I am not sure but you need something like this, Hope it will be helpful to you upto some extend:
Try this:
SELECT t1.`Production_date` ,
MAX(t1.`bundle_count`) - MAX(t2.`bundle_count`) ,
COUNT(t1.`bundle_count`)
FROM `table_name` AS t1
INNER JOIN `table_name` AS t2
ON ABS(DATEDIFF(t1.`Production_date` , t2.`Production_date`)) = 1
GROUP BY t1.`Production_date`
EDIT
I create a table name = 'table_name', as below,
mysql> SELECT * FROM `table_name`;
+---------------------+--------------+
| Production_date | bundle_count |
+---------------------+--------------+
| 2004-12-01 20:37:22 | 1 |
| 2004-12-01 20:37:22 | 2 |
| 2004-12-01 20:37:22 | 3 |
| 2004-12-02 20:37:22 | 2 |
| 2004-12-02 20:37:22 | 5 |
| 2004-12-02 20:37:22 | 7 |
| 2004-12-03 20:37:22 | 6 |
| 2004-12-03 20:37:22 | 7 |
| 2004-12-03 20:37:22 | 2 |
| 2004-12-04 20:37:22 | 1 |
| 2004-12-04 20:37:22 | 9 |
+---------------------+--------------+
11 rows in set (0.00 sec)
My query: to find difference in bundle_count between two consecutive dates:
SELECT t1.`Production_date` ,
MAX(t2.`bundle_count`) - MAX(t1.`bundle_count`) ,
COUNT(t1.`bundle_count`)
FROM `table_name` AS t1
INNER JOIN `table_name` AS t2
ON ABS(DATEDIFF(t1.`Production_date` , t2.`Production_date`)) = 1
GROUP BY t1.Production_date;
its output:
+---------------------+-------------------------------------------------+--------------------------+
| Production_date | MAX(t2.`bundle_count`) - MAX(t1.`bundle_count`) | COUNT(t1.`bundle_count`) |
+---------------------+-------------------------------------------------+--------------------------+
| 2004-12-01 20:37:22 | 4 | 9 |
| 2004-12-02 20:37:22 | 0 | 18 |
| 2004-12-03 20:37:22 | 2 | 15 |
| 2004-12-04 20:37:22 | -2 | 6 |
+---------------------+-------------------------------------------------+--------------------------+
4 rows in set (0.00 sec)
This is PostgreSQL syntax (sorry; it's what I'm familiar with) but should fundamentally work in either database.
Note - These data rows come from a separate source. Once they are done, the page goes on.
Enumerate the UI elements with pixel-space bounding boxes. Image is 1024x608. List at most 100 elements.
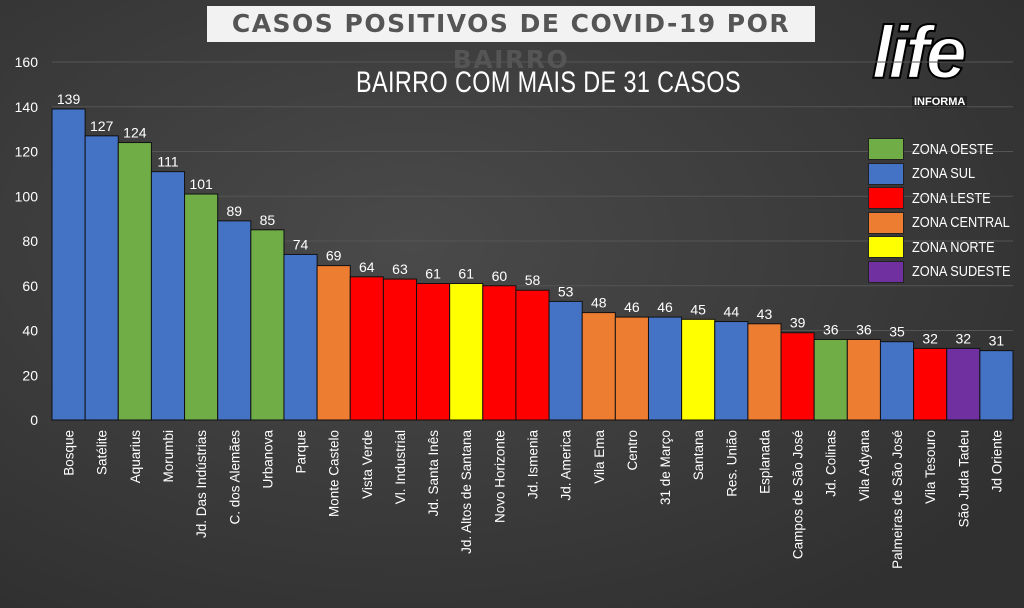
bar-c-dos-alem-es <box>217 220 252 421</box>
data-label: 89 <box>226 203 242 219</box>
bar-res-uni-o <box>714 321 749 421</box>
data-label: 139 <box>57 91 81 107</box>
data-label: 53 <box>558 283 574 299</box>
x-tick-label: Vl. Industrial <box>393 430 408 504</box>
x-tick-label: Aquarius <box>128 430 143 484</box>
data-label: 111 <box>157 154 178 170</box>
data-label: 44 <box>724 304 740 320</box>
chart-subtitle: BAIRRO COM MAIS DE 31 CASOS <box>356 66 742 99</box>
x-tick-label: Bosque <box>62 430 77 476</box>
y-tick-label: 20 <box>22 367 38 383</box>
x-tick-label: Santana <box>691 430 706 481</box>
bar-jd-altos-de-santana <box>449 283 484 421</box>
x-tick-label: Palmeiras de São José <box>890 430 905 569</box>
bar-morumbi <box>150 171 186 421</box>
bar-campos-de-s-o-jos- <box>780 332 815 421</box>
x-tick-label: Monte Castelo <box>327 430 342 517</box>
bar-sat-lite <box>84 135 119 421</box>
legend-swatch <box>868 260 904 283</box>
data-label: 64 <box>359 259 375 275</box>
x-tick-label: Urbanova <box>260 430 275 489</box>
legend: ZONA OESTE ZONA SUL ZONA LESTE ZONA CENTRAL… <box>868 137 1024 284</box>
bar-31-de-mar-o <box>647 316 683 421</box>
life-informa-logo: life INFORMA <box>871 11 968 108</box>
data-label: 127 <box>90 118 114 134</box>
y-tick-label: 140 <box>15 99 39 115</box>
data-label: 39 <box>790 315 806 331</box>
x-tick-label: Jd. America <box>559 430 574 501</box>
x-tick-label: Jd. Das Indústrias <box>194 430 209 538</box>
bar-aquarius <box>117 142 152 421</box>
data-label: 43 <box>757 306 773 322</box>
legend-swatch <box>868 236 904 259</box>
legend-label: ZONA CENTRAL <box>912 214 1010 232</box>
bar-urbanova <box>250 229 285 421</box>
bar-jd-colinas <box>813 338 848 421</box>
y-tick-label: 120 <box>15 144 39 160</box>
x-tick-label: 31 de Março <box>658 430 673 505</box>
legend-swatch <box>868 162 904 185</box>
data-label: 46 <box>624 299 640 315</box>
bar-jd-das-ind-strias <box>184 193 219 421</box>
data-label: 101 <box>189 176 213 192</box>
y-tick-label: 40 <box>22 323 38 339</box>
bar-jd-ismenia <box>515 289 550 421</box>
bar-jd-america <box>548 300 583 421</box>
legend-item: ZONA NORTE <box>868 235 1024 260</box>
bar-vila-tesouro <box>913 347 948 421</box>
x-tick-label: Campos de São José <box>791 430 806 559</box>
bar-parque <box>283 253 318 421</box>
data-label: 36 <box>856 321 872 337</box>
legend-item: ZONA SUDESTE <box>868 260 1024 285</box>
x-tick-label: Jd. Altos de Santana <box>459 430 474 554</box>
x-tick-label: Vista Verde <box>360 430 375 499</box>
legend-label: ZONA LESTE <box>912 189 991 207</box>
logo-main: life <box>871 11 968 94</box>
bar-centro <box>614 316 649 421</box>
x-tick-label: Jd. Colinas <box>824 430 839 497</box>
data-label: 60 <box>492 268 508 284</box>
bar-monte-castelo <box>316 265 351 421</box>
x-tick-label: Vila Ema <box>592 430 607 484</box>
bar-santana <box>681 318 716 421</box>
data-label: 32 <box>956 330 972 346</box>
data-label: 46 <box>657 299 673 315</box>
data-label: 58 <box>525 272 541 288</box>
legend-label: ZONA OESTE <box>912 140 994 158</box>
bar-esplanada <box>747 323 782 421</box>
data-label: 48 <box>591 295 607 311</box>
logo-sub: INFORMA <box>912 96 968 108</box>
bar-vila-ema <box>581 312 616 421</box>
data-label: 85 <box>260 212 276 228</box>
data-label: 61 <box>458 266 474 282</box>
bar-jd-oriente <box>979 350 1014 421</box>
data-label: 69 <box>326 248 342 264</box>
y-tick-label: 0 <box>30 412 38 428</box>
legend-swatch <box>868 211 904 234</box>
legend-item: ZONA LESTE <box>868 186 1024 211</box>
y-tick-label: 80 <box>22 233 38 249</box>
y-tick-label: 160 <box>15 54 39 70</box>
x-tick-label: Jd. Santa Inês <box>426 430 441 517</box>
x-tick-label: C. dos Alemães <box>227 430 242 525</box>
data-label: 36 <box>823 321 839 337</box>
x-tick-label: Res. União <box>724 430 739 497</box>
bar-jd-santa-in-s <box>416 283 451 421</box>
y-tick-label: 100 <box>15 188 39 204</box>
bar-vista-verde <box>349 276 384 421</box>
bar-novo-horizonte <box>482 285 517 421</box>
bar-palmeiras-de-s-o-jos- <box>879 341 915 421</box>
x-tick-label: Parque <box>294 430 309 474</box>
x-tick-label: São Juda Tadeu <box>956 430 971 527</box>
x-tick-label: Morumbi <box>161 430 176 483</box>
x-tick-label: Centro <box>625 430 640 471</box>
legend-label: ZONA SUDESTE <box>912 263 1011 281</box>
legend-label: ZONA NORTE <box>912 238 995 256</box>
chart-title: CASOS POSITIVOS DE COVID-19 POR BAIRRO <box>207 6 815 74</box>
bar-vila-adyana <box>846 338 881 421</box>
data-label: 35 <box>889 324 905 340</box>
x-tick-label: Novo Horizonte <box>492 430 507 523</box>
bar-s-o-juda-tadeu <box>946 347 981 421</box>
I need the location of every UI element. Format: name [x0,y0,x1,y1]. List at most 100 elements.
Note this doesn't exactly run in PostgreSQL either because group is not a valid table name (it's a reserved keyword). The approach is a self-join as others have mentioned but I've used a view to handle the max-by-day and the difference as separate steps.
create view max_by_day as
select
date_trunc('day', production_date) as production_date,
max(bundle_count) as bundle_count
from
group
group by
date_trunc('day', production_date);
select
today.production_date as production_date,
today.bundle_count,
today.bundle_count - coalesce(yesterday.bundle_count, 0)
from
max_by_day as today
left join max_by_day yesterday on (yesterday.production_date = today.production_date - '1 day'::interval)
order by
production_date;
PostgreSQL also has a construct called window functions which is useful for this and a bit easier to understand. Just had to stick in a bit of advocacy for a superior database. :-P
select
date_trunc('day', production_date),
max(bundle_count),
max(bundle_count) - lag(max(bundle_count), 1, 0)
over
(order by date_trunc('day', production_date))
from
group
group by
date_trunc('day', production_date);
These two approaches differ in how they handle missing days in the data - the first will treat it as a 0, the second will use the previous day which is present. There wasn't a case like this in your sample so I don't know if this is something you care about.